• Zero-day flaw in Microsoft SharePoint exploited globally
• Dozens of US government agencies compromised
• Hack affects on-premise servers, not Microsoft 365
• Urgent calls to take servers offline or reconfigure
• Microsoft has yet to issue a security patch
• Investigations underway in the US, Australia, and Canada
• Private businesses also hit alongside the public sector
• Experts warn of data theft and future access risks
• Attack exposes dangers of legacy infrastructure
• Software supply chain security is now under scrutiny

A sweeping cyberattack on Microsoft SharePoint servers has left dozens of US government agencies and private businesses exposed, with authorities scrambling to contain the damage.

The Washington Post reports that tens of thousands of on-premise SharePoint servers have been compromised in recent days, marking one of the most severe global software breaches of the year.

The platform, widely used for document management and internal collaboration, is still vulnerable as Microsoft has yet to release a security patch.

Cybersecurity experts have issued urgent warnings to organizations still running affected systems, urging them to either disconnect the servers or implement immediate configuration changes to reduce the risk of further infiltration.

Unlike many previous cyberattacks, this breach does not affect Microsoft’s cloud-based services such as Microsoft 365. Instead, it targets physical servers housed within corporate or government facilities.

Security researchers have classified the incident as a “zero-day” attack, meaning it exploits a previously unknown vulnerability.

This leaves organizations especially vulnerable, as traditional antivirus and security tools are unlikely to detect or prevent it without a patch.

“We are seeing attempts to exploit thousands of SharePoint servers globally before a patch is available,” Pete Renals, senior manager with Palo Alto Networks’ Unit 42, told The Washington Post.

“We have identified dozens of compromised organizations spanning both commercial and government sectors.”

While Microsoft works on developing and deploying a fix, the breach is already under investigation by US federal authorities in collaboration with counterparts in Australia and Canada.

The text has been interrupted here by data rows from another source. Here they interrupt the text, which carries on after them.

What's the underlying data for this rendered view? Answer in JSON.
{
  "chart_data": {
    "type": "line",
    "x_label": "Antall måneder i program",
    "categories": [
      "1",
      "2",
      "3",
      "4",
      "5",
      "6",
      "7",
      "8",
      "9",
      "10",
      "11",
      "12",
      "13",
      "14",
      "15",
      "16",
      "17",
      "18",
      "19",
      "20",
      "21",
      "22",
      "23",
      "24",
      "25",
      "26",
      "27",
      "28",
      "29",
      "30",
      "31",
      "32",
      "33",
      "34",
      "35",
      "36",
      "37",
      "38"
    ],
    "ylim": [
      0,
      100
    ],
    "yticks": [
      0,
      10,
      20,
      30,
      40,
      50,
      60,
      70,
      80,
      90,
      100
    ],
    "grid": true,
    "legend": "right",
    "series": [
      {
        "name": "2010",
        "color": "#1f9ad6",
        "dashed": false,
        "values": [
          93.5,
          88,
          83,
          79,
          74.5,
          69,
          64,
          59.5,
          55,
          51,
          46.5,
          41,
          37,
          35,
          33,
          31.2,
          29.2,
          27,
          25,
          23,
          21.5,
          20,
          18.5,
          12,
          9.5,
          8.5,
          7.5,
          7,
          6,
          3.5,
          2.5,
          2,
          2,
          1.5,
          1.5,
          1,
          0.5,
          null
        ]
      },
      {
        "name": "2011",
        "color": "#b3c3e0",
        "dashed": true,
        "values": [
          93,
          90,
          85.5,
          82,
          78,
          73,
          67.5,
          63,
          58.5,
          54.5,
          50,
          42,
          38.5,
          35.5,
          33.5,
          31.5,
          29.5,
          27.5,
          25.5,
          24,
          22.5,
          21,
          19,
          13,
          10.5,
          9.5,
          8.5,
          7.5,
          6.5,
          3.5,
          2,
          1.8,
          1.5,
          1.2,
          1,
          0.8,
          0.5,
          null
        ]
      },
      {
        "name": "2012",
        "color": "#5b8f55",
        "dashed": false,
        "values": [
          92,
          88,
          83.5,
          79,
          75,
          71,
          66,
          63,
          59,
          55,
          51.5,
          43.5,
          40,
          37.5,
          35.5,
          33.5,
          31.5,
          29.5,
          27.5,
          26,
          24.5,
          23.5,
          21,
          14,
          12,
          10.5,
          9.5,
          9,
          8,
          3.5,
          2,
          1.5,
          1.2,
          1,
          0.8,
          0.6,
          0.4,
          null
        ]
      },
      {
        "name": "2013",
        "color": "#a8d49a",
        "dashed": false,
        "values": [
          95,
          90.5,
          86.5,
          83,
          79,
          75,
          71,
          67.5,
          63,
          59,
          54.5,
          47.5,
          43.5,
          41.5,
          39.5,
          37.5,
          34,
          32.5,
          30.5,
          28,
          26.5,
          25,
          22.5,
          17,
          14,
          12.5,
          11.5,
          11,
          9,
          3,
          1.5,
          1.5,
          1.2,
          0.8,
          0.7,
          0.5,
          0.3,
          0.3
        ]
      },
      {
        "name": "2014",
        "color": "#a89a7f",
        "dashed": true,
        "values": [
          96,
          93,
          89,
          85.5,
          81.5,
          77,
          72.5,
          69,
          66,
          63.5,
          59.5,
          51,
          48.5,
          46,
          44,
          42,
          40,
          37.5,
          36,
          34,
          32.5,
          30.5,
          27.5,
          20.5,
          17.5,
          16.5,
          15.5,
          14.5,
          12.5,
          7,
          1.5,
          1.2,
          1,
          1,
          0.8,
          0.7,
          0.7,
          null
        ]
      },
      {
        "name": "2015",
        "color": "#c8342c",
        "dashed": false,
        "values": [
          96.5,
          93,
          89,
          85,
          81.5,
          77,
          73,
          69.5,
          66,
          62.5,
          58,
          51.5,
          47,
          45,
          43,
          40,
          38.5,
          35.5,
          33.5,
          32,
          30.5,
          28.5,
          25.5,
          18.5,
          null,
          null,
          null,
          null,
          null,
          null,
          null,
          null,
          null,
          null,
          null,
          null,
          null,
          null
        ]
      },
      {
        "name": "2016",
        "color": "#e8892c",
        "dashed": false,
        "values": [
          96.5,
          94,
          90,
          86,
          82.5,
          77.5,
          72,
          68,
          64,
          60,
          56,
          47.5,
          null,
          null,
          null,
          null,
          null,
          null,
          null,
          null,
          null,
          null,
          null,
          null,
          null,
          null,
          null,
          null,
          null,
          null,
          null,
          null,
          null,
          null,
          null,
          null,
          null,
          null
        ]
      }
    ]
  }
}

The transnational nature of the hack has raised alarms across intelligence and cybersecurity communities, with fears that additional, as-yet-undetected intrusions may follow.

The attack underscores the persistent fragility of traditional enterprise IT environments, particularly those still reliant on legacy on-premise infrastructure.

Experts have long warned that hybrid environments – those with both cloud and on-premise components – can become fragmented and difficult to secure, especially as new vulnerabilities emerge.

As organizations work to understand the scope of the compromise, incident response teams are prioritising forensic investigation, damage limitation, and real-time system monitoring.

There are growing concerns that bad actors may already have extracted sensitive information or installed backdoor access, increasing the likelihood of future attacks.

The hack also raises serious questions about software supply chain security, patch management processes, and how global organisations evaluate the risks of continuing to operate vulnerable on-premise infrastructure without immediate vendor support.